Alterations in the microenvironment have been associated with changes in expression of activation markers in the absence of proliferation [16]. The SF compartment is relatively hypoxic and this may alter T-cell behaviour in vivo [24]. Hypoxia has been shown to induce the expression of the CD71 gene [14,15], and IL-16 has been shown to increase T-cell expression of CD25 [16]. In the JIA population studied, however, no detectable change in the expression of any activation markers on T cells was observed after culture in hypoxic conditions, or in the presence of IL-16. Additionally, overnight culture of SF or PB T cells with autologous SF did not induce upregulation of the activation markers. It is likely that many other factors within the joint, including the presence of synoviocytes, influence the activation state of synovial T cells.

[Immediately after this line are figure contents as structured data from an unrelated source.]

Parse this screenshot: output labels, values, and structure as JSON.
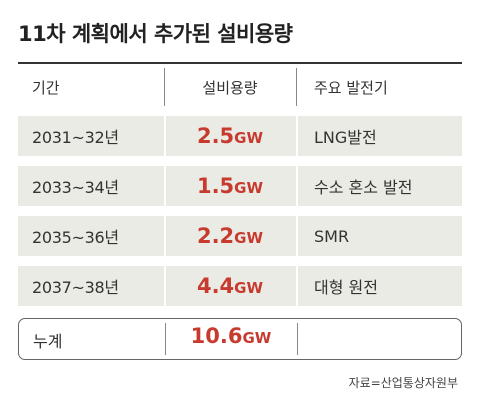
{
  "title": "11차 계획에서 추가된 설비용량",
  "headers": {
    "period": "기간",
    "capacity": "설비용량",
    "source_type": "주요 발전기"
  },
  "rows": [
    {
      "period": "2031~32년",
      "value": "2.5",
      "unit": "GW",
      "generator": "LNG발전"
    },
    {
      "period": "2033~34년",
      "value": "1.5",
      "unit": "GW",
      "generator": "수소 혼소 발전"
    },
    {
      "period": "2035~36년",
      "value": "2.2",
      "unit": "GW",
      "generator": "SMR"
    },
    {
      "period": "2037~38년",
      "value": "4.4",
      "unit": "GW",
      "generator": "대형 원전"
    }
  ],
  "total": {
    "label": "누계",
    "value": "10.6",
    "unit": "GW"
  },
  "source": "자료=산업통상자원부",
  "colors": {
    "accent": "#c73b2f",
    "row_bg": "#ebebe6"
  }
}
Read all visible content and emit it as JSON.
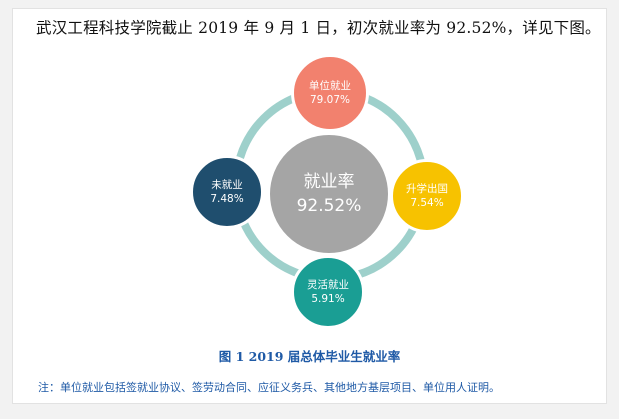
{
  "intro_text": "武汉工程科技学院截止 2019 年 9 月 1 日，初次就业率为 92.52%，详见下图。",
  "diagram": {
    "center": {
      "label": "就业率",
      "value": "92.52%",
      "color": "#a5a5a5"
    },
    "nodes": [
      {
        "id": "top",
        "label": "单位就业",
        "value": "79.07%",
        "color": "#f2816e"
      },
      {
        "id": "right",
        "label": "升学出国",
        "value": "7.54%",
        "color": "#f7c200"
      },
      {
        "id": "bottom",
        "label": "灵活就业",
        "value": "5.91%",
        "color": "#1a9e94"
      },
      {
        "id": "left",
        "label": "未就业",
        "value": "7.48%",
        "color": "#1f4e6e"
      }
    ],
    "ring_color": "#9ed0cb"
  },
  "caption": "图 1 2019 届总体毕业生就业率",
  "note": "注：单位就业包括签就业协议、签劳动合同、应征义务兵、其他地方基层项目、单位用人证明。"
}
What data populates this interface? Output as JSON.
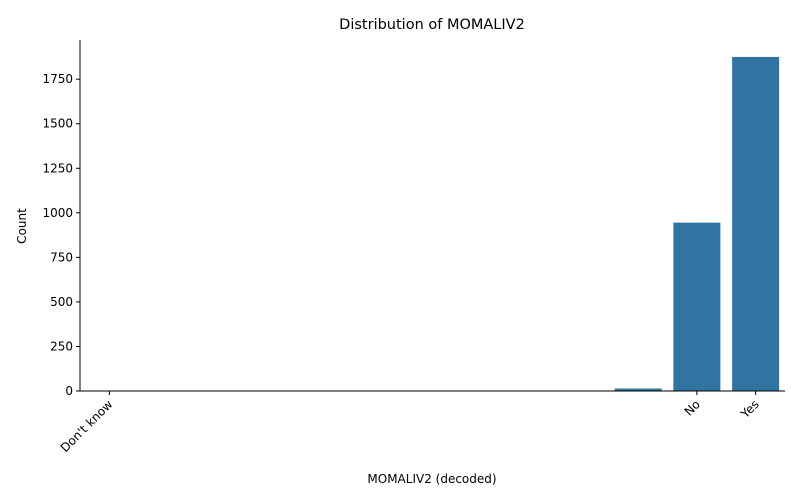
{
  "chart_data": {
    "type": "bar",
    "title": "Distribution of MOMALIV2",
    "xlabel": "MOMALIV2 (decoded)",
    "ylabel": "Count",
    "categories": [
      "Don't know",
      "",
      "",
      "",
      "",
      "",
      "",
      "",
      "",
      "",
      "No",
      "Yes"
    ],
    "values": [
      0,
      0,
      0,
      0,
      0,
      0,
      0,
      0,
      0,
      14,
      945,
      1875
    ],
    "ylim": [
      0,
      1970
    ],
    "yticks": [
      0,
      250,
      500,
      750,
      1000,
      1250,
      1500,
      1750
    ],
    "bar_color": "#3274a1",
    "grid": false,
    "legend": "none"
  }
}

Research observations of relevance to the aetiology and pathogenesis of JIA may be masked by the heterogeneity of the diseases under the umbrella term of JIA [25]. There was little evidence that different subgroups of JIA in this study were characterised by different patterns of marker expression, although the relatively small number of patients and samples may have obscured subtle changes. Further study of biochemical indices of cell activation in larger numbers of JIA patients may help to elucidate differences in disease pathogenesis in JIA patient populations with distinct clinical phenotypes.

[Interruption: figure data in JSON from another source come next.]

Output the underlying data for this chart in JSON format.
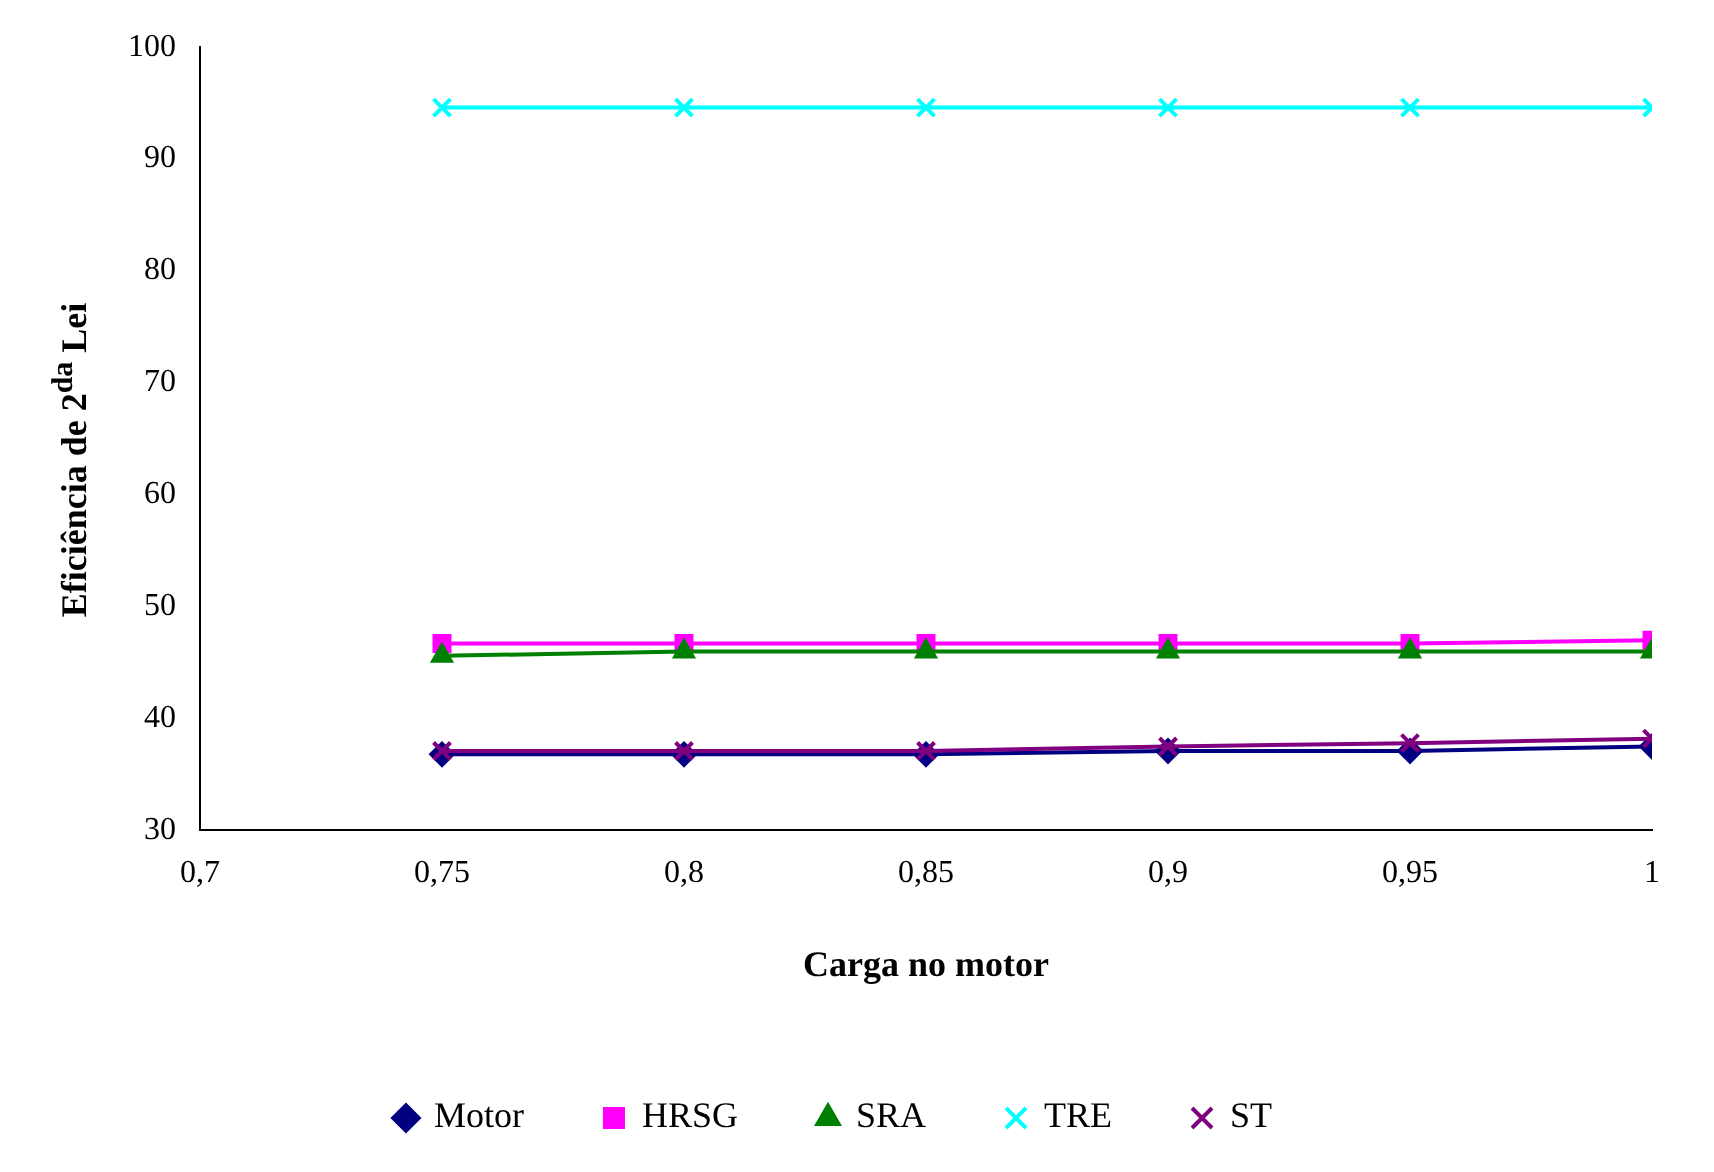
{
  "chart_data": {
    "type": "line",
    "xlabel": "Carga no motor",
    "ylabel": "Eficiência de 2$^{da}$ Lei",
    "x": [
      0.75,
      0.8,
      0.85,
      0.9,
      0.95,
      1
    ],
    "series": [
      {
        "name": "Motor",
        "color": "#000080",
        "marker": "diamond",
        "values": [
          36.8,
          36.8,
          36.8,
          37.1,
          37.1,
          37.5
        ]
      },
      {
        "name": "HRSG",
        "color": "#ff00ff",
        "marker": "square",
        "values": [
          46.7,
          46.7,
          46.7,
          46.7,
          46.7,
          47.0
        ]
      },
      {
        "name": "SRA",
        "color": "#008000",
        "marker": "triangle",
        "values": [
          45.6,
          46.0,
          46.0,
          46.0,
          46.0,
          46.0
        ]
      },
      {
        "name": "TRE",
        "color": "#00ffff",
        "marker": "cross",
        "values": [
          94.6,
          94.6,
          94.6,
          94.6,
          94.6,
          94.6
        ]
      },
      {
        "name": "ST",
        "color": "#800080",
        "marker": "cross",
        "values": [
          37.1,
          37.1,
          37.1,
          37.5,
          37.8,
          38.2
        ]
      }
    ],
    "xlim": [
      0.7,
      1
    ],
    "xticks": [
      {
        "value": 0.7,
        "label": "0,7"
      },
      {
        "value": 0.75,
        "label": "0,75"
      },
      {
        "value": 0.8,
        "label": "0,8"
      },
      {
        "value": 0.85,
        "label": "0,85"
      },
      {
        "value": 0.9,
        "label": "0,9"
      },
      {
        "value": 0.95,
        "label": "0,95"
      },
      {
        "value": 1,
        "label": "1"
      }
    ],
    "ylim": [
      30,
      100
    ],
    "yticks": [
      30,
      40,
      50,
      60,
      70,
      80,
      90,
      100
    ],
    "grid": false,
    "legend": "bottom"
  }
}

This study has revealed a number of other interesting findings of potential relevance for T-cell recruitment to the synovial space. The majority of SF T cells were CD45RO+CD45RBdull, a finding also made in adults with rheumatoid arthritis [26,27]. Such highly differentiated T cells are likely to be recruited to the arthritic joint because of an intrinsic increase in ability to bind to, and migrate across, inflamed endothelium [12,28]. When the T-cell subsets were examined, 74% of SF CD8 T cells expressed CD45RO, versus 97% of SF CD4 T cells. The observation that 26% of SF CD8 T cells did not express CD45RO raises the intriguing possibility that there is a large intra-articular effector population of CD8 T cells [29] or that a proportion of the memory CD8 T cells have reverted to the expression of CD45RA [30]. The influence of the general inflammatory milieu on T-cell recruitment or retention in the synovial space has not been extensively reported. In this study, an association between CD71 and erythrocyte sedimentation rate was observed. This finding could indicate that factors governing the acute-phase response, such as proinflammatory cytokines, influence the activation state, and possibly the migrating capacity, of the T cells in SF.

Conclusion

The T cells within the SF of patients with JIA have a phenotype that would support selective recruitment from the blood. Highly differentiated T cells, which have increased capacity to migrate across inflamed endothelium, may be selectively recruited to the joint, a process which, of itself, may alter the expression of activation markers on the cells in the absence of cell proliferation. This is the first time that such a T-cell phenotype has been demonstrated in patients with JIA.

Abbreviations

BIO = biotin; DR = MHC Class II DR locus; FITC = fluorescein isothiocyanate; IL = interleukin; JIA = juvenile idiopathic arthritis; MC = mononuclear cell; MFI = median fluorescence intensity; PB = peripheral blood; PE = phycoerythrin; SF = synovial fluid.